Empirical study on multiclass classification‐based network intrusion detection

Abstract

AbstractEarly and effective network intrusion detection is deemed to be a critical basis for cybersecurity domain. In the past decade, although a significant amount of work has focused on network intrusion detection, it is still a challenge to establish an intrusion detection system with a high detection rate and a relatively low false alarm rate. In this paper, we have performed a comprehensive empirical study on network intrusion detection as a multiclass classification task, not just to detect a suspicious connection but also to assign the correct type as well. To surpass the previous studies, we have utilized four deep learning models, namely, deep neural networks, long short‐term memory recurrent neural networks, gated recurrent unit recurrent neural networks, and deep belief networks.

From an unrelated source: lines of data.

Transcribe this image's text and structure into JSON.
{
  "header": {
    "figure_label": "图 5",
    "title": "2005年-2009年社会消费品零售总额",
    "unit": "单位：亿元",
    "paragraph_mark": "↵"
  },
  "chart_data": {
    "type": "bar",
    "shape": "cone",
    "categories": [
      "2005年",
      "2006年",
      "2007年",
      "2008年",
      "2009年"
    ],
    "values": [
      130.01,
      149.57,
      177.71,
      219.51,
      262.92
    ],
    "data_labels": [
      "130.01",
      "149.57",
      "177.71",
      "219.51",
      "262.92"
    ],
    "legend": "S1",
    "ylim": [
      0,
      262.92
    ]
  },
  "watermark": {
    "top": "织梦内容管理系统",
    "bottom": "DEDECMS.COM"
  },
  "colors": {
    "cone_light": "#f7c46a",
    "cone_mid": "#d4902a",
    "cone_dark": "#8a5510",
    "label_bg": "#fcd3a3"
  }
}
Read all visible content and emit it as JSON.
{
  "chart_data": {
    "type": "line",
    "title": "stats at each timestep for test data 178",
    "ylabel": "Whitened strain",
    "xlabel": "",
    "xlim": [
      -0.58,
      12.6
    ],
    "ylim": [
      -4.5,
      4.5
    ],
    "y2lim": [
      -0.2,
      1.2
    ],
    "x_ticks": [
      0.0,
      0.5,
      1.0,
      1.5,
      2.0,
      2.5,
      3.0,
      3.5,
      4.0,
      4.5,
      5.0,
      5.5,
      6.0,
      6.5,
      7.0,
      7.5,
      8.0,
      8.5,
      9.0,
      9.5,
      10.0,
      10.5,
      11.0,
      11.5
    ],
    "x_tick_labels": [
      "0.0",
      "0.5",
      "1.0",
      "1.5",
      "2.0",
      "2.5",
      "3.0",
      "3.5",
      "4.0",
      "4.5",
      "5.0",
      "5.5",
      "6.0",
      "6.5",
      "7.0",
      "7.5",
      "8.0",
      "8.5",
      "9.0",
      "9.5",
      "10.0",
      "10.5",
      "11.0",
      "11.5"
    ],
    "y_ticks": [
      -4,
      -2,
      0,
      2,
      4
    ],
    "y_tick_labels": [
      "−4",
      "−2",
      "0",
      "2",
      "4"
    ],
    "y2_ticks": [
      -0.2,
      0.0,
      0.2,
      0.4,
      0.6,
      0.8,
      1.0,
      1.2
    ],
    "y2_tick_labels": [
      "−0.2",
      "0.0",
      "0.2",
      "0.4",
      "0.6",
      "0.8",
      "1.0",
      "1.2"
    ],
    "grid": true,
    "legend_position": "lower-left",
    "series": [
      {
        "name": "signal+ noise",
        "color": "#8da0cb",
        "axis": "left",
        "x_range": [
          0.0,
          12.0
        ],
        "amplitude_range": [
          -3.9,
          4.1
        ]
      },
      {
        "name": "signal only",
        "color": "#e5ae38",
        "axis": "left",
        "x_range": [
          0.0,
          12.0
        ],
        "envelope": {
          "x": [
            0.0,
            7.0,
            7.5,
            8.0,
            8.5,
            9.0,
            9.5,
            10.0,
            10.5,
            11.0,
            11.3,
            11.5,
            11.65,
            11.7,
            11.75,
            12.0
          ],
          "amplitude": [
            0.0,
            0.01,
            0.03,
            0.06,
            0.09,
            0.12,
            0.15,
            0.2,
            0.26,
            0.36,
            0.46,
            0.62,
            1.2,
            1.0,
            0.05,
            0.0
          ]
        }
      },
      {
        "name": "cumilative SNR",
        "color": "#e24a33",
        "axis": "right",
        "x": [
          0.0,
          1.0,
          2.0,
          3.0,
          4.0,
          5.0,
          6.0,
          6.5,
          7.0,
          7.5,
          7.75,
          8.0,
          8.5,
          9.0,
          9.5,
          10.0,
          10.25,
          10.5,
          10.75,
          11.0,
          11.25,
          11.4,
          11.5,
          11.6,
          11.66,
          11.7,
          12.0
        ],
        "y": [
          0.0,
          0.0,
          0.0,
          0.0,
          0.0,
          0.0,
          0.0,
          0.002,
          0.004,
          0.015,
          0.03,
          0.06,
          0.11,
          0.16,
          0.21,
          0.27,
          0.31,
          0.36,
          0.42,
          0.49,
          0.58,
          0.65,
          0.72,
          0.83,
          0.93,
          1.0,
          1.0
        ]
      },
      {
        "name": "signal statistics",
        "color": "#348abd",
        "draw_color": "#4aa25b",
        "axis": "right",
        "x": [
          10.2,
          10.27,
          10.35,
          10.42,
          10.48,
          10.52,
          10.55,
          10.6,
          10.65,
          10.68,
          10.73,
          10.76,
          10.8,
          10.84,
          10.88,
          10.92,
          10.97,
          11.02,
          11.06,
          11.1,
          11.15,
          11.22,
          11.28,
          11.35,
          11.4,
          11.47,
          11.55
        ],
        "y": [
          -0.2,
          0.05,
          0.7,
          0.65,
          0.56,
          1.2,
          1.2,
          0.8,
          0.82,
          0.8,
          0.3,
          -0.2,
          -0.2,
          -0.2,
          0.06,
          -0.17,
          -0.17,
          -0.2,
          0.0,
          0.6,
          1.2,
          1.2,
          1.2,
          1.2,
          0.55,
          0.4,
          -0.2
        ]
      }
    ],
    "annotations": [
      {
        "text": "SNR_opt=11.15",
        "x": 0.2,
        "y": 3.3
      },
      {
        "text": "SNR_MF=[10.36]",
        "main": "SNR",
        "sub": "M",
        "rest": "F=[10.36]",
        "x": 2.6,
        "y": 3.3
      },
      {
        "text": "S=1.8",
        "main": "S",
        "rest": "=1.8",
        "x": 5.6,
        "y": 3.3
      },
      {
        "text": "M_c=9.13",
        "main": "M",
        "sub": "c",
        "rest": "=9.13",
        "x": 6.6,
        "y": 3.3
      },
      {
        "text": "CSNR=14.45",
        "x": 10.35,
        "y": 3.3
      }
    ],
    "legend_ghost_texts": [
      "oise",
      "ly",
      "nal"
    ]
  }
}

Our approach relies on the pretraining of the models by exploiting a particle swarm optimization–based algorithm for their hyperparameters selection. In order to investigate the performance differences, we also included two well‐known shallow learning methods, namely, decision forest and decision jungle. Furthermore, we used in our experiments four datasets, which are dedicated to intrusion detection systems to explore various environments. These datasets are KDD CUP 99, NSL‐KDD, CIDDS, and CICIDS2017. Moreover, 22 evaluation metrics are used to assess the model's performance in each of the datasets. Finally, intensive quantitative, Friedman test, and ranking methods analyses of our results are provided at the end of this paper. The results show a significant improvement in the detection of network attacks with our recommended approach.